AMIDEAST began offering its Egypt study abroad programs in 2009. In January 2011, when the revolution began, the organization evacuated 21 students who were studying through its programs, which take place in Cairo. No programs took place last summer or fall.

This spring, 14 students participated in the reinstated study abroad program, and this summer, six students are studying through AMIDEAST in Cairo. Although program leaders told them to stay in their apartments on Sunday because of uncertainty about what the immediate aftermath of the election would be, the students have not expressed any concern about remaining in Egypt for the rest of the program, Bookin-Weiner said.

Bruce Lohof, executive director of the Binational Fulbright Commission in Egypt, said the quality and quantity of Egyptian and American applicants to the exchange program have remained high throughout the last year and a half of revolts, and he thinks they will remain that way. He said he doesn’t perceive any additional public safety concerns in the wake of the election.

“I have frankly feared that applications from American scholars and students would be diminished by the revolution,” Lohof said. “But in fact, [2011-12] numbers remained high, and '12-'13 numbers have remained equally high.” He said the commission plans to fund about 100 students, and it funded 112 the previous year.

According to an article in The New York Times, Morsi received his Ph.D. in mechanical sciences from the University of Southern California. Other sources have reported that he also worked as an assistant professor at California State University-Northridge. Lohof said the president-elect’s American education gives him reason to value higher education. “I would think that he’d have great respect for American education.”

But Lohof said it’s possible that American scholars might encounter difficulty obtaining clearances from the Morsi-led government to conduct research. “It’s certainly conceivable that the Muslim Brotherhood government would have a different set of opinions and a different set of attitudes towards the research that foreigners do in Egypt, or for that matter, the research Egyptians do in the United States.”

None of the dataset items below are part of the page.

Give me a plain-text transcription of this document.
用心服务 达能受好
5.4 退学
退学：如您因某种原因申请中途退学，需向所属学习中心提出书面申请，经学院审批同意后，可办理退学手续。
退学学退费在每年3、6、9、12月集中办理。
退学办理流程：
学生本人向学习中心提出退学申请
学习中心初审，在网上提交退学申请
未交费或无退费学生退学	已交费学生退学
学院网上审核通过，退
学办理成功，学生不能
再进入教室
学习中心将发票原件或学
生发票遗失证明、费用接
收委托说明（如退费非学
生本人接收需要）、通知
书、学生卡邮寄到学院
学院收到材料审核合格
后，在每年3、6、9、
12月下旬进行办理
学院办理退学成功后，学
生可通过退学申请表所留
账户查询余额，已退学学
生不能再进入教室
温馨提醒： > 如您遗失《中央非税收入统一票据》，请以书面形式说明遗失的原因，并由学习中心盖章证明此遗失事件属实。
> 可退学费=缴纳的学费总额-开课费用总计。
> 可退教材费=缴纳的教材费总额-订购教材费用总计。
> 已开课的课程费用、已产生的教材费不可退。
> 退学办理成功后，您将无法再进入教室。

President-elect Morsi is affiliated with the Muslim Brotherhood, Egypt’s oldest and largest Islamist group, which has stated that it wants to instate Sharia law. He is the first Islamist president elected in Egypt. Bookin-Weiner said Morsi will appoint a new cabinet -- including a new minister of higher education -- within a week or two. But he said ministers are less important than the senior civil servants that remain through political appointments. “This is not going to be a huge change overnight because of an election,” he said.

Lisa Anderson, president of the American University in Cairo, an accredited and prominent American institution in Egypt, said in an e-mail message that she doesn’t think the outcome of the election will affect the university much in the short term. “Once there is a new government, with an identified minister of higher education, we will know better what his or her priorities might be.”